Scientific classification
- Kingdom: Animalia
- Phylum: Chordata
- Class: Amphibia
- Order: Anura
- Family: Ranidae
- Genus: Odorrana
- Species: O. swinhoana
- Binomial name: Odorrana swinhoana (Boulenger, 1903)
- Synonyms: Rana swinhoana Boulenger, 1903 Rana kosempensis Werner, 1914 "1913" Rana taiwaniana Otsu, 1973 Amolops taiwanianus (Otsu, 1973)

= Odorrana swinhoana =

- Authority: (Boulenger, 1903)
- Conservation status: LC
- Synonyms: Rana swinhoana Boulenger, 1903, Rana kosempensis Werner, 1914 "1913", Rana taiwaniana Otsu, 1973, Amolops taiwanianus (Otsu, 1973)

Species of frog

Odorrana swinhoana is a species of frog in the family Ranidae. It is endemic to Taiwan and widely distributed in hilly areas below 2000 m. It is named for Robert Swinhoe, a British naturalist and diplomat. Its common names include Swinhoe's brown frog, Bangkimtsing frog, brown-backed odorous frog, Taiwan odorous frog, and Taiwan sucker frog.

==Description==
Odorrana swinhoana are medium to large-sized frogs, reaching a maximum snout-vent length of 12 cm. They can live up to 11 years. Sizes vary by location; males from a low-lying location measured on average 58 and 73 mm in snout–vent length, respectively, and from a highland location 73 and 85 mm, respectively. The dorsum is bright green and the flanks are brown or green, broken up by white or dark mottling. The dorsal skin is finely pebbled. The venter is white. The finger tips bear well developed discs. The toes have well-developed webbing.
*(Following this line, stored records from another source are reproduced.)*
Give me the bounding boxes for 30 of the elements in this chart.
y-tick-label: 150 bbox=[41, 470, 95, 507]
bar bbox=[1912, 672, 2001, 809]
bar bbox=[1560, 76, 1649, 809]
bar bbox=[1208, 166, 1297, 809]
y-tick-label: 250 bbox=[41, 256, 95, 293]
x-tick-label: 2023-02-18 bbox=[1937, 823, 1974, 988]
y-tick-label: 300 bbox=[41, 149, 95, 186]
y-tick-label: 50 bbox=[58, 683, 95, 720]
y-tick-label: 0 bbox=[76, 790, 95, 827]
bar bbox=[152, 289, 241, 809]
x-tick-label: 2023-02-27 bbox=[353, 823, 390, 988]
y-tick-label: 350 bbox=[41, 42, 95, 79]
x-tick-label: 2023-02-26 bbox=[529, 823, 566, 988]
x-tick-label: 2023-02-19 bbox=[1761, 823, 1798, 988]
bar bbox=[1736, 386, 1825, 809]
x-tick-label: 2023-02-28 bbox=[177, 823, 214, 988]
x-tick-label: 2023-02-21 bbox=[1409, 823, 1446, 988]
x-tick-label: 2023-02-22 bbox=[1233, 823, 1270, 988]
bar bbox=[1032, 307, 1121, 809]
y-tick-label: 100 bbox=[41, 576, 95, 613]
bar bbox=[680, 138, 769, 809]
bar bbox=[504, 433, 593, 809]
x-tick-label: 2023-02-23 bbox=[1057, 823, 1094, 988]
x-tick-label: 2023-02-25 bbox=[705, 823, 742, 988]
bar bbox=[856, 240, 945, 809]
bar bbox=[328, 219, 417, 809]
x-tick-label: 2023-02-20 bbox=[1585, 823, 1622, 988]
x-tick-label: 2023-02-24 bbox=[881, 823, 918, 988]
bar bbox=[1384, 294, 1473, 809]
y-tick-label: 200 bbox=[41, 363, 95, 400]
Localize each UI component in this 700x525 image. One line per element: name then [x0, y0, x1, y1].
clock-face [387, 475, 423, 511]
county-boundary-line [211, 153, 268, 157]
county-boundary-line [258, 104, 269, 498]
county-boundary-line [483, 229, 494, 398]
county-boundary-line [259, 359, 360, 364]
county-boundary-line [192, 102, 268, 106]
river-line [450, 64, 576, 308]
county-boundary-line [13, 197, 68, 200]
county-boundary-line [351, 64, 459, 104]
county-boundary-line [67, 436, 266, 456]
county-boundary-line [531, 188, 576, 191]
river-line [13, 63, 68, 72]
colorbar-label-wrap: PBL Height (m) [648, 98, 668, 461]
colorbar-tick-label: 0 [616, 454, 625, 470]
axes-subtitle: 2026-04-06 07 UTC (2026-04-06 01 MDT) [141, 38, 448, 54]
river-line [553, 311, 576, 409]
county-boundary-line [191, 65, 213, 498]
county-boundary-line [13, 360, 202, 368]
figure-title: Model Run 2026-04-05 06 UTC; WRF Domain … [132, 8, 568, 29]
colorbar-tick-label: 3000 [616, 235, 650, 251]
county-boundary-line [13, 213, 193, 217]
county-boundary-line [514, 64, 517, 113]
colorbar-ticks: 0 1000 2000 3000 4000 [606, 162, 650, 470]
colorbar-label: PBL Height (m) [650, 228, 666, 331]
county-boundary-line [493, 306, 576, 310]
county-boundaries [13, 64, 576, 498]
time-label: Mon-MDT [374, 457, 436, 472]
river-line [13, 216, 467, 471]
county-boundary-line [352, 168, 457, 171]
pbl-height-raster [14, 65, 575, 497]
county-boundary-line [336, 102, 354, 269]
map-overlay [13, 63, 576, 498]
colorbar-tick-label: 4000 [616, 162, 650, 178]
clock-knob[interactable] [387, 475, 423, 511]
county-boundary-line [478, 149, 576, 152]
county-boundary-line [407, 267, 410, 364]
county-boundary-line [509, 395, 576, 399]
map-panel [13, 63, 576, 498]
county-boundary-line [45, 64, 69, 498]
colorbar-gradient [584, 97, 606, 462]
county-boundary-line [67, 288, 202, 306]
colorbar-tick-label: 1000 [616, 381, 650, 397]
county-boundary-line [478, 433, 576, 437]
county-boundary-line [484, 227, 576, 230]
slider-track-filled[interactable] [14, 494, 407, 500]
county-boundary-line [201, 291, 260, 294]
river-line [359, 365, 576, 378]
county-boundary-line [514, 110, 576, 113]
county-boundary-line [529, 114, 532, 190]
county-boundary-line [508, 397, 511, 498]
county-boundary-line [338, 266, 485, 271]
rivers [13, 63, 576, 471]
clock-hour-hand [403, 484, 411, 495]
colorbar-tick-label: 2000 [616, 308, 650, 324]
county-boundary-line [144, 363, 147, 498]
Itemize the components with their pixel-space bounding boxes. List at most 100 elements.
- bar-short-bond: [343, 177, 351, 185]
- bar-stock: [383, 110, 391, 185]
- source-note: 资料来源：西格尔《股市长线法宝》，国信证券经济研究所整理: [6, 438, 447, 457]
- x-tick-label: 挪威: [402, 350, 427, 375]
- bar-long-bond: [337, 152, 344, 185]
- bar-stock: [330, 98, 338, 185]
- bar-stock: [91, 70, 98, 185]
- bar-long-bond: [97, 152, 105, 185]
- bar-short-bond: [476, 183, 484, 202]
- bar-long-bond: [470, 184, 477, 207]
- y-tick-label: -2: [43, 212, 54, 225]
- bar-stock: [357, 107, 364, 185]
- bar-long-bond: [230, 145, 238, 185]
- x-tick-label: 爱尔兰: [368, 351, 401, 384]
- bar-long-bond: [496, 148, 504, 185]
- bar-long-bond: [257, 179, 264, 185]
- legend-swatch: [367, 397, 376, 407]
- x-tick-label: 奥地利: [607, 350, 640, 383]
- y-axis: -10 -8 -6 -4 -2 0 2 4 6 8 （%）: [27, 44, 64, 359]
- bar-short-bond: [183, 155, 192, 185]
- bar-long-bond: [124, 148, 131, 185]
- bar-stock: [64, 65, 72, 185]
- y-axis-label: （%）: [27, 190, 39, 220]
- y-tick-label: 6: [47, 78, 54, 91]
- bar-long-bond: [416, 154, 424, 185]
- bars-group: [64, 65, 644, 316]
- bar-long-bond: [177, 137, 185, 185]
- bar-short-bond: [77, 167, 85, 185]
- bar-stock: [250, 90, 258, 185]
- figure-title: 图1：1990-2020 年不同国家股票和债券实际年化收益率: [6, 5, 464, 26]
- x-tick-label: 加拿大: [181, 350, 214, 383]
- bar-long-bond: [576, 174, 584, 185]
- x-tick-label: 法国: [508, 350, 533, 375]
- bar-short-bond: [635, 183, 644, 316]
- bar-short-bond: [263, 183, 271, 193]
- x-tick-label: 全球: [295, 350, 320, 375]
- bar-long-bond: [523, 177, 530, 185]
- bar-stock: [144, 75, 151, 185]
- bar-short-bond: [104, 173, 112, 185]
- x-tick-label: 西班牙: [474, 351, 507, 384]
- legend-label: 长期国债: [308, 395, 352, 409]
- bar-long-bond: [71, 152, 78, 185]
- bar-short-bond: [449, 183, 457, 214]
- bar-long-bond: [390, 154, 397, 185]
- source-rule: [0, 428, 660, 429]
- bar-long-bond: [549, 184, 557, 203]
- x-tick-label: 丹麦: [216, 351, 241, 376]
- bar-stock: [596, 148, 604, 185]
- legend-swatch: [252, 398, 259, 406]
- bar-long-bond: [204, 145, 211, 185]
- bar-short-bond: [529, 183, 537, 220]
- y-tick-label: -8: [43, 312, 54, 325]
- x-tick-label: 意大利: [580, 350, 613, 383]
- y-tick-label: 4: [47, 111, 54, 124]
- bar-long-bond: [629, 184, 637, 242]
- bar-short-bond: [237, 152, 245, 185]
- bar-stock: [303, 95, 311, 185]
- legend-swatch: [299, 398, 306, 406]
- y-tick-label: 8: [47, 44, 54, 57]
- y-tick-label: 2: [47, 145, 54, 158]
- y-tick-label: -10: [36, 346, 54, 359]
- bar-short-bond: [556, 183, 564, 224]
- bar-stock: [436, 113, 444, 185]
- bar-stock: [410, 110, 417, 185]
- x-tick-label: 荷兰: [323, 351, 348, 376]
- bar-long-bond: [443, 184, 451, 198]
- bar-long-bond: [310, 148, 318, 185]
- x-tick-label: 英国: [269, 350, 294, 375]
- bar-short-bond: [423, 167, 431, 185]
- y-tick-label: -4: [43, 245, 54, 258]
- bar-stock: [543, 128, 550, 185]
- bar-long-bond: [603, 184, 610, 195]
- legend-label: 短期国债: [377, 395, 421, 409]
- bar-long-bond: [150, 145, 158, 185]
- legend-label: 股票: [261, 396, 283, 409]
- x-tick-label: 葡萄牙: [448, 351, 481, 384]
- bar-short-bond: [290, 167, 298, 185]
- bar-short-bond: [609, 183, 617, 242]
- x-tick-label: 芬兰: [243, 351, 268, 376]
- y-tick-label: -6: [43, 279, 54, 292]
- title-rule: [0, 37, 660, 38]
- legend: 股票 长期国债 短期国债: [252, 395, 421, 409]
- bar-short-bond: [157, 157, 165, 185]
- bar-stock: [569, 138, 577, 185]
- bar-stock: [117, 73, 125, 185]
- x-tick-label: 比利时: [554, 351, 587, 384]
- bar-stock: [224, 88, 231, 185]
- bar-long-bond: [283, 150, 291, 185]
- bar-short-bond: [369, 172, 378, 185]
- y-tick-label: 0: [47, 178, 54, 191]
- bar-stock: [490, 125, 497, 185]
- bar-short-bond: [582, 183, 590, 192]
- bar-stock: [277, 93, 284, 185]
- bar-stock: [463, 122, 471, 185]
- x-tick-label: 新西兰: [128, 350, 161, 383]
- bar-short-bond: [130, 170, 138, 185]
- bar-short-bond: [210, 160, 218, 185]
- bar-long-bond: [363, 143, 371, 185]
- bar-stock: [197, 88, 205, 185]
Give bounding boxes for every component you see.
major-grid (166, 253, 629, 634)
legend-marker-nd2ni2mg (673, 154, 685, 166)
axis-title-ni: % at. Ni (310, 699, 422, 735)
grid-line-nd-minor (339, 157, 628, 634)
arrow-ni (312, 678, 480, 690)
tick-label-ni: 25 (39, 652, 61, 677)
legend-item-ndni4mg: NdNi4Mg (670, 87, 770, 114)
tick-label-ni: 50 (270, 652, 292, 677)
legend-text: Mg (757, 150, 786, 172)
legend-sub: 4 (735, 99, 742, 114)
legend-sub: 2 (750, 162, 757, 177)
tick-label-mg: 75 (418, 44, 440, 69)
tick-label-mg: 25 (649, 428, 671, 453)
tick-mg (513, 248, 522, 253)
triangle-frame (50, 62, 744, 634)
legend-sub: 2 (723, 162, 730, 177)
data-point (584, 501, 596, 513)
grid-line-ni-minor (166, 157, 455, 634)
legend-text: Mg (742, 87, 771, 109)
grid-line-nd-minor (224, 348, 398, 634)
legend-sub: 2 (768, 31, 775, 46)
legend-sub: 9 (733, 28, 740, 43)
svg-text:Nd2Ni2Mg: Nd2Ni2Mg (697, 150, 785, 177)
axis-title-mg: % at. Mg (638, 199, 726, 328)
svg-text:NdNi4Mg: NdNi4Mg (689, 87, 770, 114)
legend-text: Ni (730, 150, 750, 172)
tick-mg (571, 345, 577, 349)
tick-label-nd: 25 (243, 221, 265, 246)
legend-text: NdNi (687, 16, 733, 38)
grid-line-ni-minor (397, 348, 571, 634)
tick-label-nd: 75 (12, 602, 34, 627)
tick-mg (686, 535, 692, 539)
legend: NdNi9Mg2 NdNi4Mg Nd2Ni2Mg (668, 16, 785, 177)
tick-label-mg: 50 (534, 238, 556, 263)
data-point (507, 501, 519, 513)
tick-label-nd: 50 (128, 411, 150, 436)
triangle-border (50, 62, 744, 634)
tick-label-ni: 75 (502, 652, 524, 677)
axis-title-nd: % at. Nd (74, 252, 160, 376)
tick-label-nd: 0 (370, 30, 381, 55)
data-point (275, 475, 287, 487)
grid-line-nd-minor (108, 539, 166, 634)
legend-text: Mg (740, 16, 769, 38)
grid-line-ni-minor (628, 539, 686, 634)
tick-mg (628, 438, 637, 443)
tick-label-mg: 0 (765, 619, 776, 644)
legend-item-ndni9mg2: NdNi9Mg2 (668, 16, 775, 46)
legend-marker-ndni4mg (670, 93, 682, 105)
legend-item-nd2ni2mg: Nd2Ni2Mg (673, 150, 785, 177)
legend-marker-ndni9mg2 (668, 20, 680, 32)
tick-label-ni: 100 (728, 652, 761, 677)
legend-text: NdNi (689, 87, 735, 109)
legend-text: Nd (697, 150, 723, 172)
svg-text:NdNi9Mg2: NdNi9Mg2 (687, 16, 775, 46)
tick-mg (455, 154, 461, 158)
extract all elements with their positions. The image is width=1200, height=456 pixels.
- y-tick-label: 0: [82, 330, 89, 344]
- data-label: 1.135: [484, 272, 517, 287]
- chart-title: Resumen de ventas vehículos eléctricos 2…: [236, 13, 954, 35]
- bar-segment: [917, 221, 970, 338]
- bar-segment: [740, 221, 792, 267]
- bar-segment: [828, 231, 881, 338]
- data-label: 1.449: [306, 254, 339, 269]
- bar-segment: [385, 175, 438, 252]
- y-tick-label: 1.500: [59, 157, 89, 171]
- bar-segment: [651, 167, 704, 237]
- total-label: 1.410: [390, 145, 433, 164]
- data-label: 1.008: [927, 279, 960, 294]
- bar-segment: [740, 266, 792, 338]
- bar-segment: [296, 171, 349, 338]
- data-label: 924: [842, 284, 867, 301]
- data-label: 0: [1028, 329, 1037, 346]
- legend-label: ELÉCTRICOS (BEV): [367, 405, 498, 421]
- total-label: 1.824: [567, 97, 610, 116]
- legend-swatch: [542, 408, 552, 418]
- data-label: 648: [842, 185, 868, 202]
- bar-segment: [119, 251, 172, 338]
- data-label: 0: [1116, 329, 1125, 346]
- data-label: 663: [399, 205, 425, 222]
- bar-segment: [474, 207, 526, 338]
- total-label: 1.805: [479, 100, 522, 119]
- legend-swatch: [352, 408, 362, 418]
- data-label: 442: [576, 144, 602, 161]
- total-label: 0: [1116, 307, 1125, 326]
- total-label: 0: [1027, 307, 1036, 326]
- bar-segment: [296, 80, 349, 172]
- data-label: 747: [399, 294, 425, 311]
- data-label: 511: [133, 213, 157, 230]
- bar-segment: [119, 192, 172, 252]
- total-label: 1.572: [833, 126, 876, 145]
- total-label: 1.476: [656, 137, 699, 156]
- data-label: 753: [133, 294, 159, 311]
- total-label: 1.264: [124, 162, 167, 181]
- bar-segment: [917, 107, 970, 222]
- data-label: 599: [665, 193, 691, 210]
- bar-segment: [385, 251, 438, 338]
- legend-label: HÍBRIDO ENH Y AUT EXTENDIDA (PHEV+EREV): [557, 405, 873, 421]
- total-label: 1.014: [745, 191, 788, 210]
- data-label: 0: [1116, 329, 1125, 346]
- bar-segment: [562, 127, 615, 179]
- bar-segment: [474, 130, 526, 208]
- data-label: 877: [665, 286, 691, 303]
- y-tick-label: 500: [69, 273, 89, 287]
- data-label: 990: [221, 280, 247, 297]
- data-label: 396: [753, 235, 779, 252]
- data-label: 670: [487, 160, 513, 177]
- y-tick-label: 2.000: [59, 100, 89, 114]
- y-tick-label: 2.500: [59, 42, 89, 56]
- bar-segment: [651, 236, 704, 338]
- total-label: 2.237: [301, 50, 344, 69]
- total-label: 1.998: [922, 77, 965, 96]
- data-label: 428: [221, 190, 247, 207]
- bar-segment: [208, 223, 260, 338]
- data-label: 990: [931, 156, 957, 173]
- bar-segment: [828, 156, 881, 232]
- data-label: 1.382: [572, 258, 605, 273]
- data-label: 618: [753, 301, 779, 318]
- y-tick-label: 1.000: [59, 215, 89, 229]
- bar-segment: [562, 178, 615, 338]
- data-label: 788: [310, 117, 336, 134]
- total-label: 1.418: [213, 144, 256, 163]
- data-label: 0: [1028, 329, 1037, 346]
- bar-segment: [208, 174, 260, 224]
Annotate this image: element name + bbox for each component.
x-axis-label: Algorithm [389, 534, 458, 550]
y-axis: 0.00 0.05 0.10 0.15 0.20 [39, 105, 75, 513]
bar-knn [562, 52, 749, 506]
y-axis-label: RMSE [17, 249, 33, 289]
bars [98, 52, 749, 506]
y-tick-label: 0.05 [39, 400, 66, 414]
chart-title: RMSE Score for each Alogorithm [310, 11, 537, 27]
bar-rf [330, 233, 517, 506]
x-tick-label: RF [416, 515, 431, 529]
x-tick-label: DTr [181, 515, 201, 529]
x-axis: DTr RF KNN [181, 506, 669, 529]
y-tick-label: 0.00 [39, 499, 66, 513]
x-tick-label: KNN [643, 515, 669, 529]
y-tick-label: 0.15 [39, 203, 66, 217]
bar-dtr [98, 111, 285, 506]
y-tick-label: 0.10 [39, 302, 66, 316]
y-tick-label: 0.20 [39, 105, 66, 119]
The tadpoles are adapted to running water and have a ventral sucking disc. The back is green.

==Habitat and conservation==
Odorrana swinhoana occur in hill streams in broadleaf forests. They forage on both terrestrial and aquatic prey, primarily on insects and arachnids, but also gastropods, crustaceans, and chilopods. Breeding takes place in small mountainous, shady, rocky creeks. Males call day and night, usually hidden in crevices among the rocks. The eggs are attached to rocks under the water.

It is a common species that is not facing serious threats, although agriculture and infrastructure development represent some threats. It is present in a number of protected areas.